Skipping forward to our own time, the reality that our public life is dominated by issues and events rooted in various kinds of religious belief is undeniable. Yet, far too many commentators seem unwilling, or unable, to grant this reality, or at any rate to discuss it in an intelligent manner. Even the website
GetReligion.org, dedicated as it is to fleshing out half-assed religious journalism, doesn't always get to the heart of the matter as it explores various questions and issues and even quotes before us. It would be nice, to be sure, if journalists whose job it is to make sense of various events, could be a little more interested in the relationships among religious belief, religious practice, and public events from the profound to the horrific. Yet, again, this inability on the part of journalists is less evidence of the efficacy of religious belief and simply more evidence of the fracturing of a common vocabulary on any number of topics.

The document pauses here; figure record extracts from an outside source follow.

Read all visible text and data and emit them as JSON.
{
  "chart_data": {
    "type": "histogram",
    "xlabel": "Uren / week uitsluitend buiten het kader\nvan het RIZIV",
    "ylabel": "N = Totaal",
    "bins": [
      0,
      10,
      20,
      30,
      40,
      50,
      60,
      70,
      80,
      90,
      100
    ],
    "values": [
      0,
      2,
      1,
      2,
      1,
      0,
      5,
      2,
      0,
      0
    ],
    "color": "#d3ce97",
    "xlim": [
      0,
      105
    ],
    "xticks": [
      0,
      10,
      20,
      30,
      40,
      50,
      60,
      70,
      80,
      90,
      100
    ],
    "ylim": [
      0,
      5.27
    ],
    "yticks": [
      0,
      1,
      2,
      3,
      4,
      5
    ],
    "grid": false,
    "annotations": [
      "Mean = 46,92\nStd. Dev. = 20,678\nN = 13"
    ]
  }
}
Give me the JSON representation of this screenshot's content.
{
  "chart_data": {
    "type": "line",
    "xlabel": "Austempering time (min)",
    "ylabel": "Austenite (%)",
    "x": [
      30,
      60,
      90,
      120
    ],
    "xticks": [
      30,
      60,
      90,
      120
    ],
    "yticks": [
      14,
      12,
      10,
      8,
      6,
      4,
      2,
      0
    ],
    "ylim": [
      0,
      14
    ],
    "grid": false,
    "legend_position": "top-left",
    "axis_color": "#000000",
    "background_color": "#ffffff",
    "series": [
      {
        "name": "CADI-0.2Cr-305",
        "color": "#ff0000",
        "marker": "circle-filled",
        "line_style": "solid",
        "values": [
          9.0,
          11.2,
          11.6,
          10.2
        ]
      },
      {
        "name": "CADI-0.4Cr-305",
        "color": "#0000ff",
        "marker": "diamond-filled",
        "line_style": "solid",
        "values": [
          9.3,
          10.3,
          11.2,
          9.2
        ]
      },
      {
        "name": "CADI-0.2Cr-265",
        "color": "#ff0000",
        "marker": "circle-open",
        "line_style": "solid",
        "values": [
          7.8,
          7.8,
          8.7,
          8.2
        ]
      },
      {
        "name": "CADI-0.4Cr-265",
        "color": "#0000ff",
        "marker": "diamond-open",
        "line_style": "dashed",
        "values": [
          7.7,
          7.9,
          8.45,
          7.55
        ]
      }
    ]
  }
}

Directly, I think the insistence that religion as a viable human personal and collective option is no longer sustainable, either intellectually or existentially, is demonstrably false. Look around the world, or even one's own community. Indirectly, I believe its repetition, while certainly heartening to the person who holds that view, is evidence that, despite his or her best intentions, it just can't be sustained in the wake of massive evidence to the contrary. While it might be an overall social benefit for religious beliefs of all sorts to just fade away (yet, I'm not sure how that argument makes any sense, considering that officially atheist societies have been, in the previous century, the perpetrators of the most horrific acts of cruelty against their own and other populations), I see no evidence whatsoever that this is going to happen any time soon. Refusing to grasp that fundamental reality, self-declared intellectuals sideline themselves, in many ways, from serious, on-going discussions of public import. While this may give them a sense of their own heroic advantage to we benighted few who still profess some kind of belief in this or that religious tradition, it makes what they say less relevant, and less intellectually honest than it might otherwise be.